Alex: I’d do a split with Aphex Twin, join Modest Mouse, and tour with Radiohead.
SR: You’ve released so many albums in the past few years. How would you say your writing process or style has changed on DSU compared to your other ones?
Alex: I’m better at mixing. I’ve been using the same program GarageBand, and since I’m using the same one, I guess I keep getting better at mixing and planning the sh–, and being able to hone certain effects. There’s built-in effects like the pitch shifter, sh– like that. I just spend a lot more time on it, I guess. I care more and more about it, about making it perfect.
SR: You’ve been especially successful through DSU, and people are now searching your back catalog. Do you feel more pressure now to create that “perfect idea” from your head to your music?
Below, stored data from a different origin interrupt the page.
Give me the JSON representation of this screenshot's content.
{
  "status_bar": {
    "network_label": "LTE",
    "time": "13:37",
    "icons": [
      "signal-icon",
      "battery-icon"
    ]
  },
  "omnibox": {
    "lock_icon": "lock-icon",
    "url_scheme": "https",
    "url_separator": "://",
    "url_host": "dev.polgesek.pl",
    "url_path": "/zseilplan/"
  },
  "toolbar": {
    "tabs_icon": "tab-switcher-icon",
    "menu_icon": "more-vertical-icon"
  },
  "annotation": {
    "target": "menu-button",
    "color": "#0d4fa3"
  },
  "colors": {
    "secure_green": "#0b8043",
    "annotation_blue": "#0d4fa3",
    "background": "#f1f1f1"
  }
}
Alex: Yeah, yeah it’s a lot. I totally feel more pressure. I think on the last albums you can probably hear me, like I would just hit record and f— around on the guitar and do spur-of-the-moment stuff, and I think I’m a lot more reluctant to do that now. I try not to do any unnecessary stuff.
SR: So you’re more self-aware about the steps you’re going to take?
Alex: Yeah, it’s a lot more calculated now. I guess you can say the first album was the least calculated and then the second was a little more. It’s a steady progression and growth.
SR: Did you always think you would want to make music for an audience?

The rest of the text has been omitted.